Improving federal lobbying laws is the focus of a new report released by a task force of the American Bar Association’s Section on Administrative Law and Regulatory Practice. The Task Force on Federal Lobbying Laws, on which I served,* recommended [PDF] more comprehensive disclosure by lobbyists and those who support their efforts as well as strengthened enforcement of current law. To become ABA policy, the report must be reviewed by the ABA’s governing bodies.
Here are highlights from the report’s recommendations:
- End a major loophole as to who counts as a registered lobbyist. The law would be changed so that a person need only spend 12 hours/quarter to be required to register as a lobbyist; current law requires a person to spend 20% of their time engaging in lobbying activities before having to register. It would also simplify the monetary trigger that requires registration.
- Disclose more lobbying information. Lobbying firms and organizations would be required to disclose more information about their activities, including contacts with all congressional offices, committees, and federal agencies; provide a list of all bills and topics regarding which lobbying activity was conducted; and identify all persons who engaged in “lobbying activities” or “lobbying support.”

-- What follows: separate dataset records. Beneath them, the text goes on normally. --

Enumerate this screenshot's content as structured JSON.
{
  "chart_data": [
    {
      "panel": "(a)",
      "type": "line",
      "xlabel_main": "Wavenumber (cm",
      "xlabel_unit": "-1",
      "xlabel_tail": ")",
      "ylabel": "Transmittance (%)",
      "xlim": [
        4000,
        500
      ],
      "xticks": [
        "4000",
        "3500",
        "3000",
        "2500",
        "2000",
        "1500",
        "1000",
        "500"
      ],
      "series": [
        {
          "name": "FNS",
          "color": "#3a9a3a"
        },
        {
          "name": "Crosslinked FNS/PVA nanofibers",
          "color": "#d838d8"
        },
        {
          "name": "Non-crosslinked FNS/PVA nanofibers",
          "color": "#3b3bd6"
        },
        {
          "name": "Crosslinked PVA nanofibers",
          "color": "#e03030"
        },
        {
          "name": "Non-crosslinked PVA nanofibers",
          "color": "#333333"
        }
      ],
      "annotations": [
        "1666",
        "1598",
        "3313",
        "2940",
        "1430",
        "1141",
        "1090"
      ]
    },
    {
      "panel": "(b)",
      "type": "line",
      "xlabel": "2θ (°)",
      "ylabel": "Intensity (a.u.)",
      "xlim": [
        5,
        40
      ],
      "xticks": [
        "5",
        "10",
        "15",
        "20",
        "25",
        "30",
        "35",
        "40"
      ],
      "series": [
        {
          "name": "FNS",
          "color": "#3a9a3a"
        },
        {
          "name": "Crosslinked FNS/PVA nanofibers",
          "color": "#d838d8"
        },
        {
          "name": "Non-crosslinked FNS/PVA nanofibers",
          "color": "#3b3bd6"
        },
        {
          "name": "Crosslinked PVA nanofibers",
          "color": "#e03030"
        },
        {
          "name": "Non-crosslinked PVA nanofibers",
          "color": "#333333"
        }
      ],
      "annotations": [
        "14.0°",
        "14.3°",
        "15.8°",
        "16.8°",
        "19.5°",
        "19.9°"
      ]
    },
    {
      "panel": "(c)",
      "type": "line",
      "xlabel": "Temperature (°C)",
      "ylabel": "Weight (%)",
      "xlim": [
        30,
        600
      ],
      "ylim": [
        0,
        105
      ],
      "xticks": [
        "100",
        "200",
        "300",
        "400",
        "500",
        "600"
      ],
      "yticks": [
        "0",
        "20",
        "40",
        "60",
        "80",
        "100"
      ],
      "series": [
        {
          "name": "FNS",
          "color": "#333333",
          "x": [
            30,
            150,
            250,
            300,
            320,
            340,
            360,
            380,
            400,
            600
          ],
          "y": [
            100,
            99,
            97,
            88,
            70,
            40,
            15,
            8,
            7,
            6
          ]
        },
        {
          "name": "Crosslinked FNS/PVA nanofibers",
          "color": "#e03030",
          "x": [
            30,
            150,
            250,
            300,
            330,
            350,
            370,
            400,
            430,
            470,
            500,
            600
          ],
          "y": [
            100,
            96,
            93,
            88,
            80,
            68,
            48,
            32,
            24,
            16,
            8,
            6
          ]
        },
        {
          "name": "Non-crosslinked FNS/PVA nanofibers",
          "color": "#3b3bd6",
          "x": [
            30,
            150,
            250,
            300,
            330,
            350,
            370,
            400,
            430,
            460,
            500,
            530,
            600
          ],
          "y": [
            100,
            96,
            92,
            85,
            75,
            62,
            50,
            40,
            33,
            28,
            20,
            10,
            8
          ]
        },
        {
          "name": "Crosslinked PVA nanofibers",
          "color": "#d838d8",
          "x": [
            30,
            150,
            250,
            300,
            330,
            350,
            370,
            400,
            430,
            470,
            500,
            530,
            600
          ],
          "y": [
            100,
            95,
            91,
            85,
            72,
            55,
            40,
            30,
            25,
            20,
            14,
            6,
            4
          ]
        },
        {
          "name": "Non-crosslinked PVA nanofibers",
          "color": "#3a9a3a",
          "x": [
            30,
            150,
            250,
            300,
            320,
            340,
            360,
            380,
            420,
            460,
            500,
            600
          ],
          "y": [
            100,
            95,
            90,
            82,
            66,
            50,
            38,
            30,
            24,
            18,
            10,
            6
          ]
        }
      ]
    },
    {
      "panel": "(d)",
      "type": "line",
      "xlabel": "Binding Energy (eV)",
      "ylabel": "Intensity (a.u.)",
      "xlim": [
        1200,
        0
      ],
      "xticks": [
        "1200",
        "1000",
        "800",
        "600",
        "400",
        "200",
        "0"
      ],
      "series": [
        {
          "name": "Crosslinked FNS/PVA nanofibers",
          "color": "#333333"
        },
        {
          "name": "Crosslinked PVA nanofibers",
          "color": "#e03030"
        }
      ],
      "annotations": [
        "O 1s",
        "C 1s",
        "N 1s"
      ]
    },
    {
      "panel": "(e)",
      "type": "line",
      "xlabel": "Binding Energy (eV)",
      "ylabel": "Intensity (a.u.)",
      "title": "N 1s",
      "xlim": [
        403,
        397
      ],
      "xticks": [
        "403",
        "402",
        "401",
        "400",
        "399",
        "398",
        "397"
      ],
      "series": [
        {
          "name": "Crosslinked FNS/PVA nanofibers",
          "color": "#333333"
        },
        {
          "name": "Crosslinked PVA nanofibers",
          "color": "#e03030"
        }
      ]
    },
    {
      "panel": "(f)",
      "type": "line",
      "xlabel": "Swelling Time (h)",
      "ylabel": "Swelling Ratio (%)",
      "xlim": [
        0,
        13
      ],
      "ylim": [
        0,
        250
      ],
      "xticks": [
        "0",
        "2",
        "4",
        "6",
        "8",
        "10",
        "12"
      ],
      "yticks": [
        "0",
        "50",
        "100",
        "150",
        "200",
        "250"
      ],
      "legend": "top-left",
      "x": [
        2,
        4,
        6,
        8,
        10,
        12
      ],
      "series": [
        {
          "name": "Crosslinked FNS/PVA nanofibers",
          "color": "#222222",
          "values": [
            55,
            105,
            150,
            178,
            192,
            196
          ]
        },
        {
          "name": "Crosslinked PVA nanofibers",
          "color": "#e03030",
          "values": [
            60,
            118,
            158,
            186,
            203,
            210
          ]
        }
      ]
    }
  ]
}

- Better track lobbyists and lobbying. The publicly-accessible lobbying disclosure database should be improved; lobbyists would now be able to be tracked individually through the use of unique identifiers; and a new form for lobbyists to deregister would be employed.
- Require reporting for those involved in professional lobbying campaigns. Clients would be required to disclose the lobbying and lobbying support activities of firms hired to assist in a lobbying campaigns — whether they are engaged in polling, public relations, coalition building, strategic planning, or providing assistance from high-profile public figures. All of these disclosures would be available online. Most people doing this work would be officially deemed “lobbying supporters.”

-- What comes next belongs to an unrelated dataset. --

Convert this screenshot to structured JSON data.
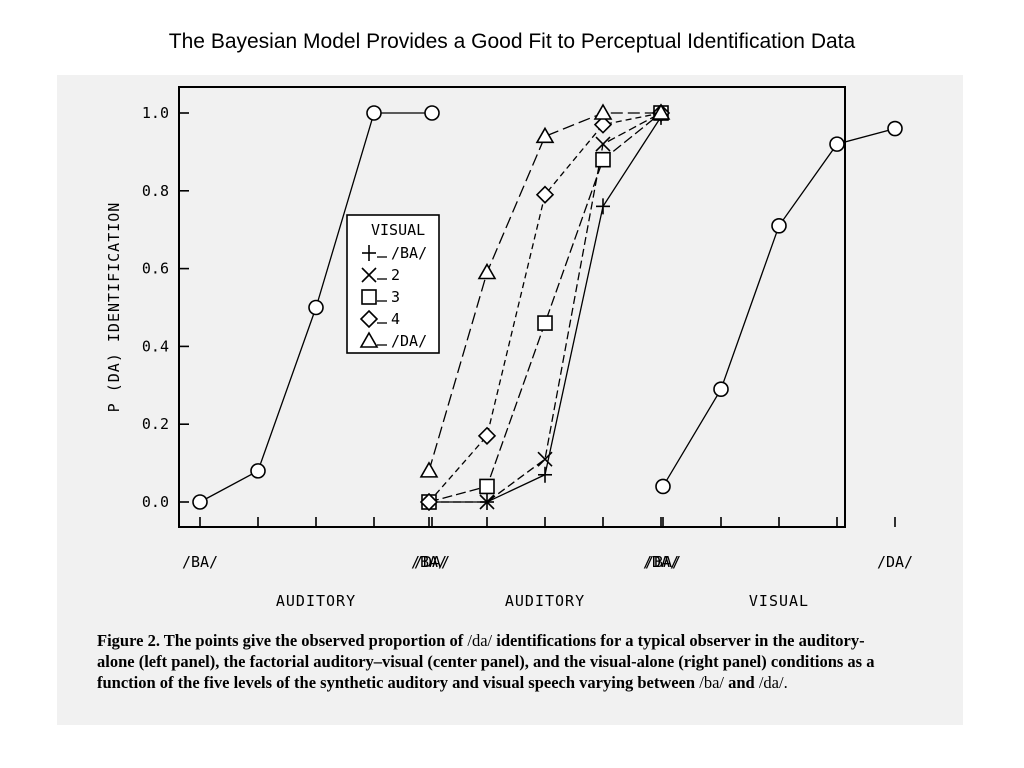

- Focus special attention on big money and big wigs. Anyone who is a “lobbying supporter” must file regularly if he or she has bundled money; given more than $10,000 in federal donations w/in a year of providing lobbying support; spent more than 10% of his/her time providing advice on lobbying strategy; or served as a Member of Congress, Senate-confirmed political appointee, or within the last 5 years as a Congressional staffer or within the Executive Office of the President.
- Separate lobbyists and fundraising. Individual lobbyists cannot engage in certain fundraising activities to support a campaign for a Member of Congress — or a candidate for Congress — with whom that lobbyist has had a “lobbying contact” within two years. Similarly, an individual lobbyist cannot make a “lobbying contact” if he or she has engaged in a covered fundraising activity within the past two years. (Note that candidates for Congress are not covered under current law.) Also, this prohibition on fundraising would be applied to other registered lobbyists at the same firm where a lobbyists has made a lobbying contact, and would require the firm as an entity to abstain from raising funds for that Member/candidate or directing money to that political figure.
- Clear up Earmarks. Although the report doesn’t take a specific position, it generally recommends that the House and Senate consider making earmark disclosure more timely and meaningful, perhaps in the ways described in the Earmark Transparency Act of 2010. Similarly, lobbyists who seek earmarks (and their employers) would be required to file a form stating they have neither contributed to nor sought individual or PAC contributions for the Members they lobbied for earmarks during the current session of congress. Also, lobbyists who are paid on a contingent fee basis would need to publicly file that contact if they lobby for earmarks, tax relief, or targeted loans, grants, contracts, or guarantees.
- Fix the Byrd Amendment. The Byrd Amendment, which (generally speaking) bans those who receive government contracts from using government money to hire lobbyists to lobby Congress or the executive branch, is badly worded and needs to be clarified. The report calls on OMB to issue final rules interpreting the statute.
- Improve enforcement. The Task Force noted the lackluster enforcement of the Lobbying Disclosure Act, and recommended that Civil Division of the Department of Justice may be a reasonable candidate to be assigned the duty of interpreting and enforcing compliance with the LDA.
* Note: I served on the Task Force as a liaison, which means that I participated in all the deliberations but did not vote on any issue.